Many expected Brie Larson, star of "Room" to receive an Oscar nomination, but the film was also nominated for Best Picture and Best Director. Lenny Abrahamson commented on this unexpected surprise, "Luckily I was sitting down when I found out, because I think I probably would've fallen over. I'm very honored. The thing that means so much is that it's the vote of your peers; it's the directors in the Academy who make that decision, so I just felt very honored. I think 'Room' is a film where the direction is, I hope, subtle and almost invisible, so it's particularly nice that other directors recognize the work."

Rooney Mara, nominated for Best Supporting Actress in “Carol”

When asked about the diversity controversy, she added more thoughts to the subject, "I think it’s a conversation we should be talking about and I was reading an article in the NY Times about “Carol,” that says the Oscars could also be called #SoStraight."

As to how award season has changed her, Mara commented, "I don’t feel like award season has changed me. It's a huge honor and its a great way to celebrate all of our films, but is sometimes is overwhelming and it feels like we‘ve been celebrating the same person’s birthday for months on end, and at times I really want it to end."

Rachel McAdams, nominated for Best Supporting Actress in “Spotlight”

When McAdams was asked about working with all men, she said she let the woman that she portrays in "Spotlight," to take the lead. "I felt pretty luck. I felt I was not only around great actors but really good people. So, it kind of felt like we were all there for the right reasons, regardless of boys or girls. I sort of took Sash’s (the reporter I play in the film) lead, because she was on a crew of only men on the real spotlight team. I asked her questions. She felt she was integral equal part of the team she was treated that way. She sort of put Robbie ahead of her as her mentor and pretty much everyone was on equal footing. Everyone was bringing their own talents to the team. Sasha was the one that most of the survivors felt comfortable speaking to. I think this when being a woman on the team came in handy. She was speaking to a lot of men that didn’t quite know how to open up about something that was so painful and she’s such a compassionate listener."

Director George Miller, nominated for Best Direction for “Mad Max: Fury Road”

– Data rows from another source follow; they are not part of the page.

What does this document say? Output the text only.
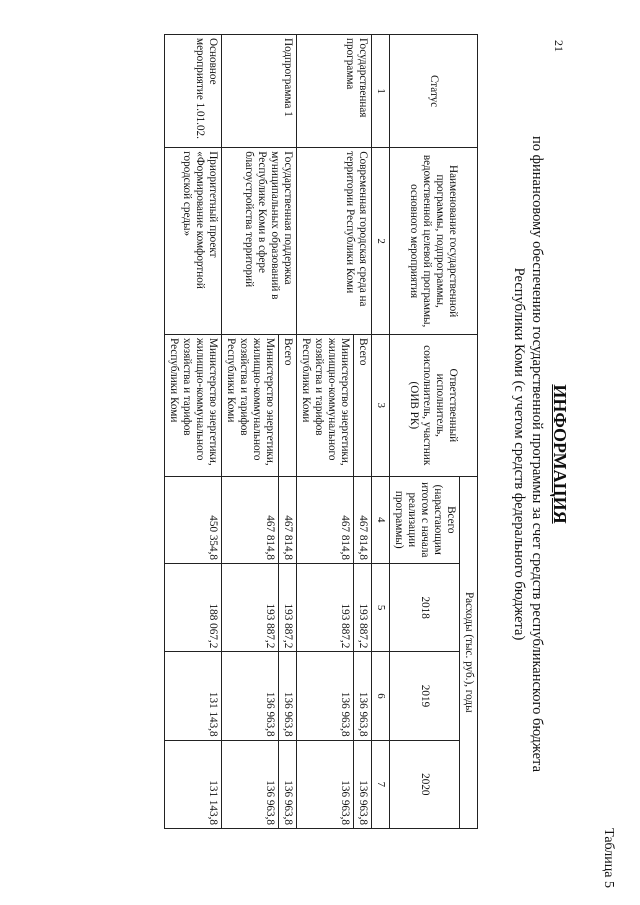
21
Таблица 5
ИНФОРМАЦИЯ
по финансовому обеспечению государственной программы за счет средств республиканского бюджета
Республики Коми (с учетом средств федерального бюджета)
Статус	Наименование государственной программы, подпрограммы, ведомственной целевой программы, основного мероприятия	Ответственный исполнитель, соисполнитель, участник (ОИВ РК)	Расходы (тыс. руб.), годы			
			Всего (нарастающим итогом с начала реализации программы)	2018	2019	2020
1	2	3	4	5	6	7
Государственная программа	Современная городская среда на территории Республики Коми	Всего	467 814,8	193 887,2	136 963,8	136 963,8
		Министерство энергетики, жилищно-коммунального хозяйства и тарифов Республики Коми	467 814,8	193 887,2	136 963,8	136 963,8
Подпрограмма 1	Государственная поддержка муниципальных образований в Республике Коми в сфере благоустройства территорий	Всего	467 814,8	193 887,2	136 963,8	136 963,8
		Министерство энергетики, жилищно-коммунального хозяйства и тарифов Республики Коми	467 814,8	193 887,2	136 963,8	136 963,8
Основное мероприятие 1.01.02.	Приоритетный проект «Формирование комфортной городской среды»	Министерство энергетики, жилищно-коммунального хозяйства и тарифов Республики Коми	450 354,8	188 067,2	131 143,8	131 143,8
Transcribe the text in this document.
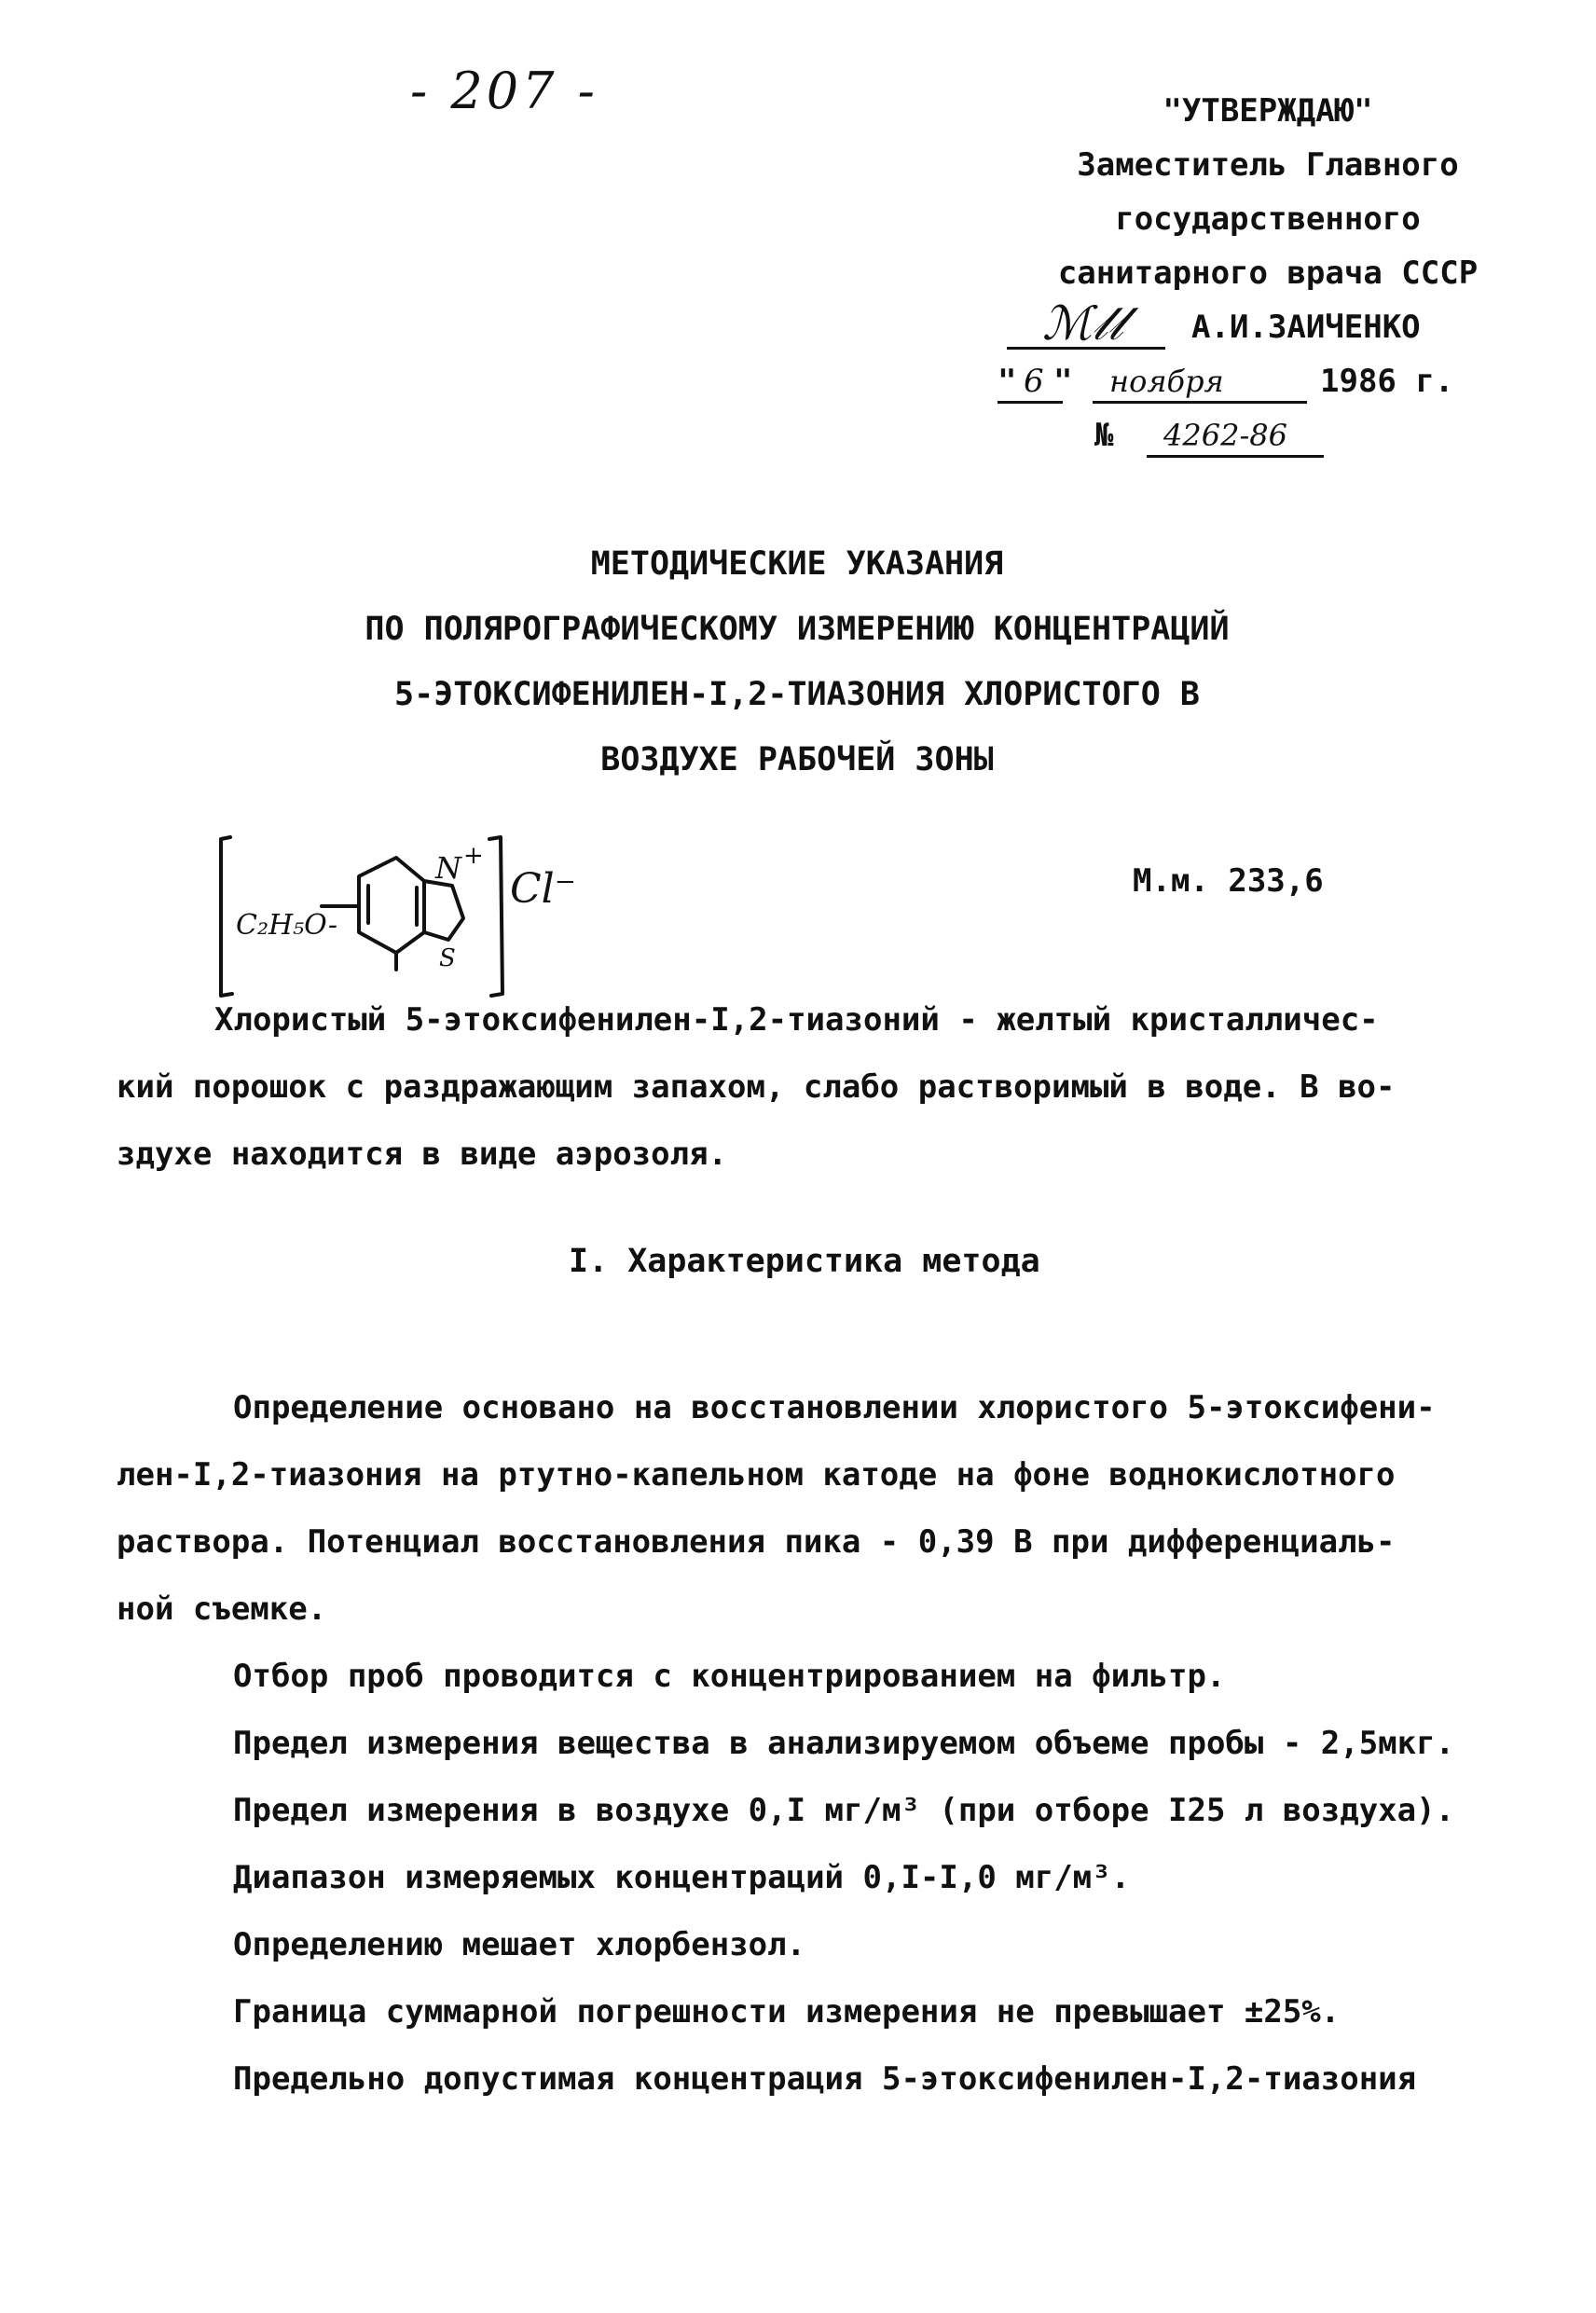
- 207 -	"УТВЕРЖДАЮ"
Заместитель Главного
государственного
санитарного врача СССР
ℳ𝓁𝓁 А.И.ЗАИЧЕНКО
" 6 " ноября	1986 г.
№ 4262-86
МЕТОДИЧЕСКИЕ УКАЗАНИЯ
ПО ПОЛЯРОГРАФИЧЕСКОМУ ИЗМЕРЕНИЮ КОНЦЕНТРАЦИЙ
5-ЭТОКСИФЕНИЛЕН-I,2-ТИАЗОНИЯ ХЛОРИСТОГО В
ВОЗДУХЕ РАБОЧЕЙ ЗОНЫ
C₂H₅O-
N +
S
Cl⁻	М.м. 233,6
Хлористый 5-этоксифенилен-I,2-тиазоний - желтый кристалличес-
кий порошок с раздражающим запахом, слабо растворимый в воде. В во-
здухе находится в виде аэрозоля.
I. Характеристика метода
Определение основано на восстановлении хлористого 5-этоксифени-
лен-I,2-тиазония на ртутно-капельном катоде на фоне воднокислотного
раствора. Потенциал восстановления пика - 0,39 В при дифференциаль-
ной съемке.
Отбор проб проводится с концентрированием на фильтр.
Предел измерения вещества в анализируемом объеме пробы - 2,5мкг.
Предел измерения в воздухе 0,I мг/м³ (при отборе I25 л воздуха).
Диапазон измеряемых концентраций 0,I-I,0 мг/м³.
Определению мешает хлорбензол.
Граница суммарной погрешности измерения не превышает ±25%.
Предельно допустимая концентрация 5-этоксифенилен-I,2-тиазония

Miller was "To be honest, I hadn't thought about it in terms of the next movies I hope to make. It's there in the back of your mind. I think casting is story-driven, but I think what's really good about what's happened, if there's a positive to come out of it, it's alerted everybody to the problem. It's really interesting to me how television responded way earlier than, I think, cinema has – in all countries, actually – in terms of diversity. It's there front of mind in a lot of cases. However, films are story-driven. If the story warrants it, of course there should be diversity of all kinds."

Jennifer Jason Leigh, nomination for Best Supporting Actress in “The Hateful Eight”

Many actors are waiting for a call from film director Quentin Tarantino. This popular director is known for bringing out the best in actors and often his actors receive Oscar nominations. In "The Hateful Eight," Jennifer Jason Leigh is among an almost all male cast and her character Daisy undergoes the most treacherous things from the men around her. It is a unique character for a woman to play. Remarking about her role, she said, "I think Quentin [Tarantino] knows what he's doing. Somehow he saw Daisy in me. I have no idea how. I don't even know where she came from, in a certain way. I don't laugh that way, I don't move that way. We found her in a very organic way and she came to be. That has so much to do with Quentin. It was a blast. I had the greatest time."